Colorado ranchers are urging state wildlife officials to define what constitutes a wolf that chronically hunts livestock and to kill or remove a wolf that has killed several cattle in Grand County.

A killed or injured seven cattle along the Williams Fork of the Colorado River near Kremmling between April 2 and May 11, but Colorado Parks and Wildlife officials have declined to kill the wolf citing, in part, evidence that the wolf is part of a breeding pair that likely has pups.

"If this ain't chronic depredation, what is?" Conway Farrell, who has lost six cattle to the wolf, asked Colorado Parks and Wildlife commissioners during an hours-long meeting on wolf control Thursday.

Commissioners and agency staff punted the question of defining "chronic depredation" and said a newly created committee would weigh in on the definition, but not necessarily make a formal recommendation, said Reid DeWalt, assistant director for CPW's Aquatic, Terrestrial, and Natural Resources branch.

The Colorado Wolf Restoration Temporary Working Group will consist of a hired mediator, four ranchers, four wolf advocates and four representatives from CPW and the state Department of Agriculture. The group will meet three times over the summer and will also work on addressing wolf conflict as it arises and building trust between state agencies, wolf advocates and ranchers, DeWalt said. The half-day meetings will not be public.

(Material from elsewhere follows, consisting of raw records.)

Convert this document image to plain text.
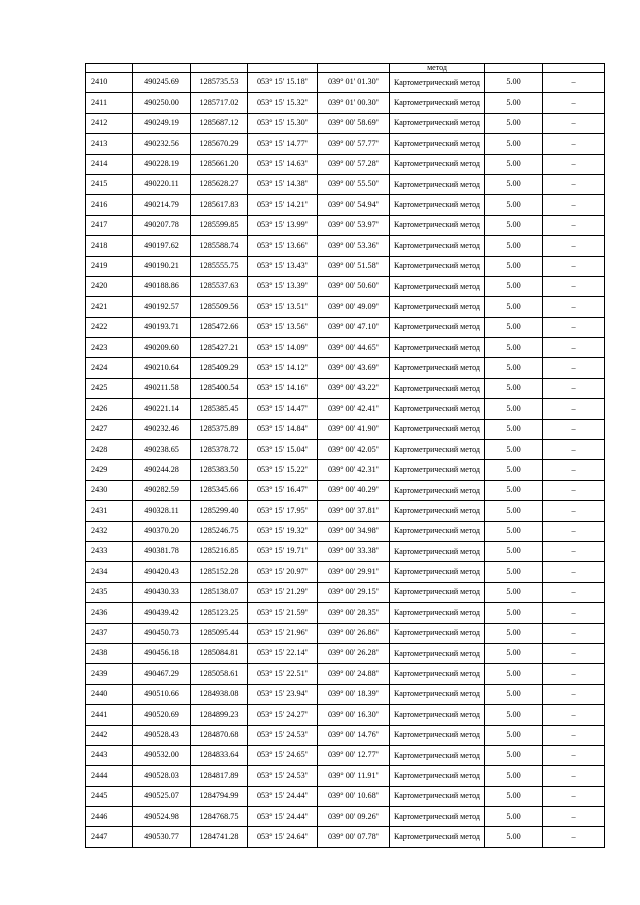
					метод		
2410	490245.69	1285735.53	053° 15' 15.18"	039° 01' 01.30"	Картометрический метод	5.00	–
2411	490250.00	1285717.02	053° 15' 15.32"	039° 01' 00.30"	Картометрический метод	5.00	–
2412	490249.19	1285687.12	053° 15' 15.30"	039° 00' 58.69"	Картометрический метод	5.00	–
2413	490232.56	1285670.29	053° 15' 14.77"	039° 00' 57.77"	Картометрический метод	5.00	–
2414	490228.19	1285661.20	053° 15' 14.63"	039° 00' 57.28"	Картометрический метод	5.00	–
2415	490220.11	1285628.27	053° 15' 14.38"	039° 00' 55.50"	Картометрический метод	5.00	–
2416	490214.79	1285617.83	053° 15' 14.21"	039° 00' 54.94"	Картометрический метод	5.00	–
2417	490207.78	1285599.85	053° 15' 13.99"	039° 00' 53.97"	Картометрический метод	5.00	–
2418	490197.62	1285588.74	053° 15' 13.66"	039° 00' 53.36"	Картометрический метод	5.00	–
2419	490190.21	1285555.75	053° 15' 13.43"	039° 00' 51.58"	Картометрический метод	5.00	–
2420	490188.86	1285537.63	053° 15' 13.39"	039° 00' 50.60"	Картометрический метод	5.00	–
2421	490192.57	1285509.56	053° 15' 13.51"	039° 00' 49.09"	Картометрический метод	5.00	–
2422	490193.71	1285472.66	053° 15' 13.56"	039° 00' 47.10"	Картометрический метод	5.00	–
2423	490209.60	1285427.21	053° 15' 14.09"	039° 00' 44.65"	Картометрический метод	5.00	–
2424	490210.64	1285409.29	053° 15' 14.12"	039° 00' 43.69"	Картометрический метод	5.00	–
2425	490211.58	1285400.54	053° 15' 14.16"	039° 00' 43.22"	Картометрический метод	5.00	–
2426	490221.14	1285385.45	053° 15' 14.47"	039° 00' 42.41"	Картометрический метод	5.00	–
2427	490232.46	1285375.89	053° 15' 14.84"	039° 00' 41.90"	Картометрический метод	5.00	–
2428	490238.65	1285378.72	053° 15' 15.04"	039° 00' 42.05"	Картометрический метод	5.00	–
2429	490244.28	1285383.50	053° 15' 15.22"	039° 00' 42.31"	Картометрический метод	5.00	–
2430	490282.59	1285345.66	053° 15' 16.47"	039° 00' 40.29"	Картометрический метод	5.00	–
2431	490328.11	1285299.40	053° 15' 17.95"	039° 00' 37.81"	Картометрический метод	5.00	–
2432	490370.20	1285246.75	053° 15' 19.32"	039° 00' 34.98"	Картометрический метод	5.00	–
2433	490381.78	1285216.85	053° 15' 19.71"	039° 00' 33.38"	Картометрический метод	5.00	–
2434	490420.43	1285152.28	053° 15' 20.97"	039° 00' 29.91"	Картометрический метод	5.00	–
2435	490430.33	1285138.07	053° 15' 21.29"	039° 00' 29.15"	Картометрический метод	5.00	–
2436	490439.42	1285123.25	053° 15' 21.59"	039° 00' 28.35"	Картометрический метод	5.00	–
2437	490450.73	1285095.44	053° 15' 21.96"	039° 00' 26.86"	Картометрический метод	5.00	–
2438	490456.18	1285084.81	053° 15' 22.14"	039° 00' 26.28"	Картометрический метод	5.00	–
2439	490467.29	1285058.61	053° 15' 22.51"	039° 00' 24.88"	Картометрический метод	5.00	–
2440	490510.66	1284938.08	053° 15' 23.94"	039° 00' 18.39"	Картометрический метод	5.00	–
2441	490520.69	1284899.23	053° 15' 24.27"	039° 00' 16.30"	Картометрический метод	5.00	–
2442	490528.43	1284870.68	053° 15' 24.53"	039° 00' 14.76"	Картометрический метод	5.00	–
2443	490532.00	1284833.64	053° 15' 24.65"	039° 00' 12.77"	Картометрический метод	5.00	–
2444	490528.03	1284817.89	053° 15' 24.53"	039° 00' 11.91"	Картометрический метод	5.00	–
2445	490525.07	1284794.99	053° 15' 24.44"	039° 00' 10.68"	Картометрический метод	5.00	–
2446	490524.98	1284768.75	053° 15' 24.44"	039° 00' 09.26"	Картометрический метод	5.00	–
2447	490530.77	1284741.28	053° 15' 24.64"	039° 00' 07.78"	Картометрический метод	5.00	–
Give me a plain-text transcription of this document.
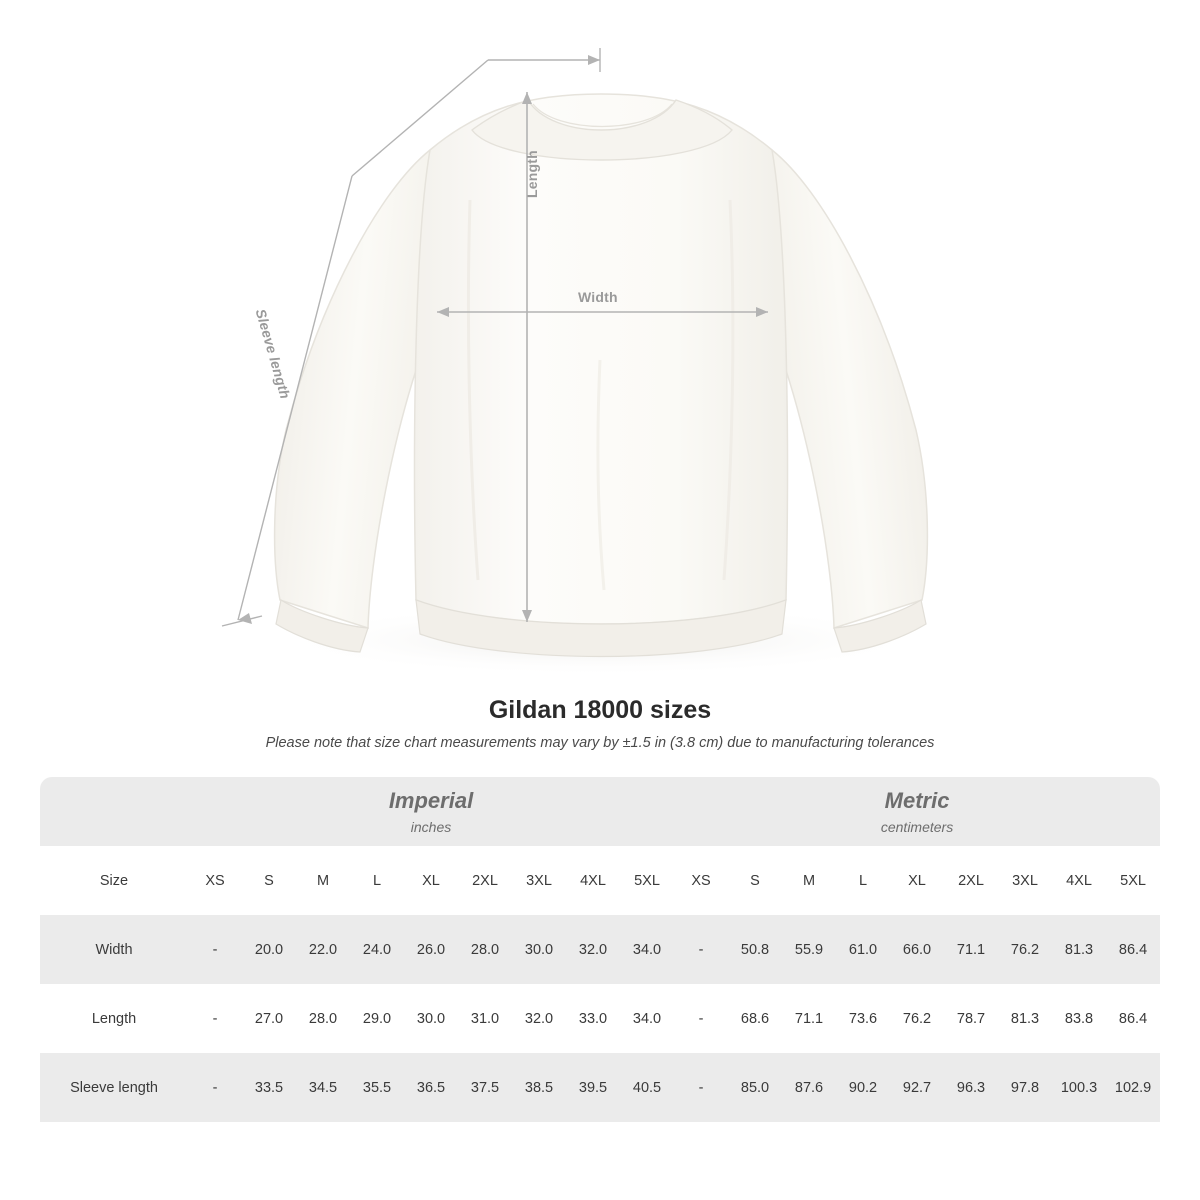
Width
Length
Sleeve length
Gildan 18000 sizes

Please note that size chart measurements may vary by ±1.5 in (3.8 cm) due to manufacturing tolerances

Imperial
inches

Metric
centimeters

Size	XS	S	M	L	XL	2XL	3XL	4XL	5XL	XS	S	M	L	XL	2XL	3XL	4XL	5XL
Width	-	20.0	22.0	24.0	26.0	28.0	30.0	32.0	34.0	-	50.8	55.9	61.0	66.0	71.1	76.2	81.3	86.4
Length	-	27.0	28.0	29.0	30.0	31.0	32.0	33.0	34.0	-	68.6	71.1	73.6	76.2	78.7	81.3	83.8	86.4
Sleeve length	-	33.5	34.5	35.5	36.5	37.5	38.5	39.5	40.5	-	85.0	87.6	90.2	92.7	96.3	97.8	100.3	102.9
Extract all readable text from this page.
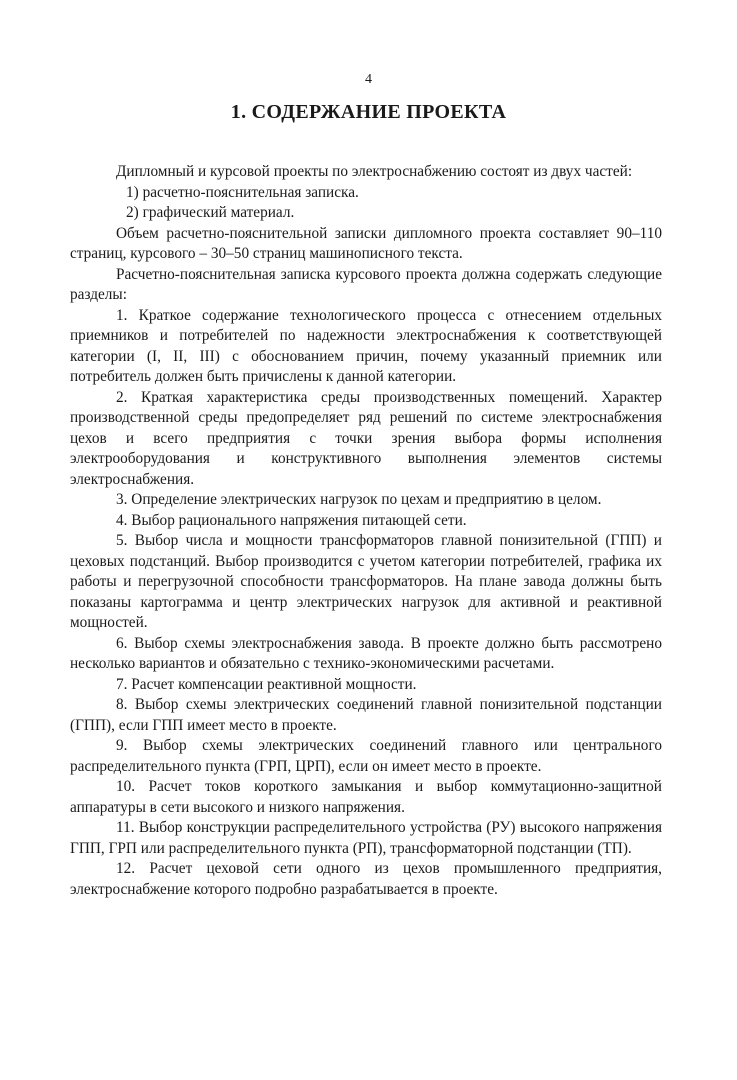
4
1. СОДЕРЖАНИЕ ПРОЕКТА

Дипломный и курсовой проекты по электроснабжению состоят из двух частей:

1) расчетно-пояснительная записка.

2) графический материал.

Объем расчетно-пояснительной записки дипломного проекта составляет 90–110 страниц, курсового – 30–50 страниц машинописного текста.

Расчетно-пояснительная записка курсового проекта должна содержать следующие разделы:

1. Краткое содержание технологического процесса с отнесением отдельных приемников и потребителей по надежности электроснабжения к соответствующей категории (I, II, III) с обоснованием причин, почему указанный приемник или потребитель должен быть причислены к данной категории.

2. Краткая характеристика среды производственных помещений. Характер производственной среды предопределяет ряд решений по системе электроснабжения цехов и всего предприятия с точки зрения выбора формы исполнения электрооборудования и конструктивного выполнения элементов системы электроснабжения.

3. Определение электрических нагрузок по цехам и предприятию в целом.

4. Выбор рационального напряжения питающей сети.

5. Выбор числа и мощности трансформаторов главной понизительной (ГПП) и цеховых подстанций. Выбор производится с учетом категории потребителей, графика их работы и перегрузочной способности трансформаторов. На плане завода должны быть показаны картограмма и центр электрических нагрузок для активной и реактивной мощностей.

6. Выбор схемы электроснабжения завода. В проекте должно быть рассмотрено несколько вариантов и обязательно с технико-экономическими расчетами.

7. Расчет компенсации реактивной мощности.

8. Выбор схемы электрических соединений главной понизительной подстанции (ГПП), если ГПП имеет место в проекте.

9. Выбор схемы электрических соединений главного или центрального распределительного пункта (ГРП, ЦРП), если он имеет место в проекте.

10. Расчет токов короткого замыкания и выбор коммутационно-защитной аппаратуры в сети высокого и низкого напряжения.

11. Выбор конструкции распределительного устройства (РУ) высокого напряжения ГПП, ГРП или распределительного пункта (РП), трансформаторной подстанции (ТП).

12. Расчет цеховой сети одного из цехов промышленного предприятия, электроснабжение которого подробно разрабатывается в проекте.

The wolf management plan created before the December reintroduction of the endangered apex predator states government officials can kill a wolf if they determine it is "chronically depredating," or killing and injuring livestock.

"There is not a specific definition of a 'chronically depredating' pack or wolf," the plan states. "CPW program managers will make the determination as to whether a situation is characterized as chronic depredation on a case-by-case basis."

Colorado voters in 2020 narrowly passed a measure mandating the state to reintroduce wolves, which were native to Colorado but exterminated from the state in the early 1900s.

The vote—supported heavily by urban voters—has caused deep frustration among the Western Slope ranchers who opposed the measure but now must deal with its consequences. The lack of clarity around the definition of "chronic depredation" and perceived inaction in the face of continued cattle killings has further angered ranchers across the state, who worry about their income, animals and family.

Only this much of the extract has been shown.